Парень остановился. Вздрогнул — и развернулся, стремительно меняясь, словно бы перетекая из одного тела в другое. Миг — и перед Сашей стоял Женя собственной персоной.
— Я думал, ты уже поняла, — в словах Жени было слышно извинение.
— Увы, — только и могла вымолвить Саша. — Значит ты… вы — одно?
— Да.
— И как же… «Солярис», «Звездные войны»? Откуда ты это знаешь?
— Знаю, — чуть пожимает плечами Женя. — Я много знаю, что они, другие до тебя, знали. И… Я ведь тоже вначале думал, что ты такая же, как и остальные. И хотел… В общем, неважно, что я хотел. Но потом понял, что ошибался, и решил просто исчезнуть. Но Вася, он так просто не отступает. Он был против, он верил, что ты поможешь, и заставил меня показаться тебе перед тем, как уйти. Я надеялся, что ты не заметишь. А ты даже сюда пришла за мной. Просто так. А я ведь тебе никто.
— Ты мой подопечный, — Саша чуть улыбается. — Это вовсе не «никто».
Женя тоже улыбается. Грустно.
— Жаль, что мы не встретились раньше. Я бы очень этого хотел. Но… быть может, нужно было, чтобы мы встретились сейчас. Прощай.
— Прощай.
Глупое «А мы когда-нибудь увидимся?» едва не слетела с языка. Глупое. Неуместное. Саша сама прекрасно знала ответ.
Скрипнула дверь и на секунду Сашу поразило странное желание встать и пойти следом за Женей. Куда-то туда, куда она сама-то толком не могла понять. Но только на секунду. Все закончилось даже быстрее, чем Саша осознала, что именно хотелось сделать.
Скрипнула, сама собой отворяясь, другая дверь, до того закрытая. Оказалось, она вела в общую комнату. Не страшно скрипнула, а приглашающе. Определенно приглашающе. Сидеть в одиночестве за столом смысла не было, и Саша поднялась на ноги и пошла к двери. По пути бросила взгляд на сени, но там теперь царила только полная и неприятная темнота, такая же, какая опустилась и на деревню за окном.

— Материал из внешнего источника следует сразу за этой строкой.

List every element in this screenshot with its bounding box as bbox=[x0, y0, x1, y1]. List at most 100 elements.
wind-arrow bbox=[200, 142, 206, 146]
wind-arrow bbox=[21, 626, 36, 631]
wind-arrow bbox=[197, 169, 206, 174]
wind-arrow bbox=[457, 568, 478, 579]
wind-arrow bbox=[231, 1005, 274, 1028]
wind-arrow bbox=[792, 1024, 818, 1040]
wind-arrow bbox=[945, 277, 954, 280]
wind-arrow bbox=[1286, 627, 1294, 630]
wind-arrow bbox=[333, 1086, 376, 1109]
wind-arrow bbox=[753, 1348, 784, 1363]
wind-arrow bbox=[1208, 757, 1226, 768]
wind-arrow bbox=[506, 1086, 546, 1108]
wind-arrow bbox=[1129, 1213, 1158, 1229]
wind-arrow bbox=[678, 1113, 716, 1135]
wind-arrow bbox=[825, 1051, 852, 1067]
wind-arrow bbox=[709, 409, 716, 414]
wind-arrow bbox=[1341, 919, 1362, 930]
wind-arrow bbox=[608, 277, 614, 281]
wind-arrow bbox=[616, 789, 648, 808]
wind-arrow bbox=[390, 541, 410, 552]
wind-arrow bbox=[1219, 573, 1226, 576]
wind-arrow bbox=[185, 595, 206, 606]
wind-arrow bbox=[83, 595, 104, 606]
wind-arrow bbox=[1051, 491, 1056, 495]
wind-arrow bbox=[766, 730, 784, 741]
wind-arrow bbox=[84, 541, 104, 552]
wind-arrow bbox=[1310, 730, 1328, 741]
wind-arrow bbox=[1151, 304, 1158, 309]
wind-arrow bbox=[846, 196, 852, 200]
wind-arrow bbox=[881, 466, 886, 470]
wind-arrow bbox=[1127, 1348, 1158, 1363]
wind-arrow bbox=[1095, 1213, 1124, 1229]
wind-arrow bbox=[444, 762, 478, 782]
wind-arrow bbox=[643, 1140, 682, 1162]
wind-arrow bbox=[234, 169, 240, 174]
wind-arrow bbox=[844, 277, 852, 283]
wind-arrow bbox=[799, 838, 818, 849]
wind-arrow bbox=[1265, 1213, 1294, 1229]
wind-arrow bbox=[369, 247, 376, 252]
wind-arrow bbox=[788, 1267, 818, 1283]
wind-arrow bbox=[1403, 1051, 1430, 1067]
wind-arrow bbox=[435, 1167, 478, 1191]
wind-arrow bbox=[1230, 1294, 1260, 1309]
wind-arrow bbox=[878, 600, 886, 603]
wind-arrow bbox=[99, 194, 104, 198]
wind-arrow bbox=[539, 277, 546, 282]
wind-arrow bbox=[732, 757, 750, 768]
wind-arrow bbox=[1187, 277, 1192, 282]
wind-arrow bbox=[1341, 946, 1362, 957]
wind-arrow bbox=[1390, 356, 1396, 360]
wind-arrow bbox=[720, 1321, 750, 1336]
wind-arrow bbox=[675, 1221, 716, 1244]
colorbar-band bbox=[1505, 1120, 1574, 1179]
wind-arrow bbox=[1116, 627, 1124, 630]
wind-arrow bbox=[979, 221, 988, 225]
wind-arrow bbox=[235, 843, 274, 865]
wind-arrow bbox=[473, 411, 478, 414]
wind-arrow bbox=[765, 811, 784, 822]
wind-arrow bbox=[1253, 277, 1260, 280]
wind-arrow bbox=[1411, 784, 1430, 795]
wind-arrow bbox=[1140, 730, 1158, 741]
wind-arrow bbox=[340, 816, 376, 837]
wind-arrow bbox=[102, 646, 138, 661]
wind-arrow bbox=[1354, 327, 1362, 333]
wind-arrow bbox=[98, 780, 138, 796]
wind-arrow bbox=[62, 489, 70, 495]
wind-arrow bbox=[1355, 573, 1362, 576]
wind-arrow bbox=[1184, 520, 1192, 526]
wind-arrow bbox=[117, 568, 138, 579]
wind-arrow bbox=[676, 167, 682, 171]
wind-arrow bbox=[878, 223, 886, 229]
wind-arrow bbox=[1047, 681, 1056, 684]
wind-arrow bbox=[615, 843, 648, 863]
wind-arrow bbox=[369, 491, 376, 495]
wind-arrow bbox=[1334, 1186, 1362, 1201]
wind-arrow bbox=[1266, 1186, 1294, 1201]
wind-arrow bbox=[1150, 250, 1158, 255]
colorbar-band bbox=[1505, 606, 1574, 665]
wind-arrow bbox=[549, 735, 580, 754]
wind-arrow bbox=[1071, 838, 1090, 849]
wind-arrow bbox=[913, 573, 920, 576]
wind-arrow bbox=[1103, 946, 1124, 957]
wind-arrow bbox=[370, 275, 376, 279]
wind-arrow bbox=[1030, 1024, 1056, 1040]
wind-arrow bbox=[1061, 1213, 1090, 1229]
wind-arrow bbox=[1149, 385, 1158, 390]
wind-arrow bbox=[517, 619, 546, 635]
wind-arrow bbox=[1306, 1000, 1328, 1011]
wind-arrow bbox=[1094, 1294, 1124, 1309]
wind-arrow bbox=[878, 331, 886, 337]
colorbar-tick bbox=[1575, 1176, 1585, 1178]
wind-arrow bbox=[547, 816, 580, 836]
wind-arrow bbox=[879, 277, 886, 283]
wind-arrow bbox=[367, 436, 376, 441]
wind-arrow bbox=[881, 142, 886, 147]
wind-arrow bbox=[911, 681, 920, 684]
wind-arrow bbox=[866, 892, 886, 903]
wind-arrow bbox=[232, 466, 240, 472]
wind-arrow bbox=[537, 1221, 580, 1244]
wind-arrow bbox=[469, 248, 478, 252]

Всматриваться в нее не хотелось.
Саша направилась в общую комнату, изучая вышивку на висящем над печью рушнике — и запнулась о незамеченный порожек, нелепо взмахнула руками — и полетела прямо на пол, пребольно приложившись головой.
В ту же секунду невдалеке послышались шаги. Саша вскочила, не успев толком прогнать звездочки перед глазами — и лицом к лицу столкнулась с пустым взглядом сидящего позади на лавке мертвеца. И еще одного — привалившегося к стене рядом. И еще. И еще. Саша сделала шаг назад — и нога наткнулась на что-то мягкое. Она едва подавила крик, разворачиваясь — и понимая, что вся комната принадлежала мертвецам.
Она отступила еще на шаг. Но бежать было некуда. Там, где была кухня до того, теперь была глухая покосившаяся стена.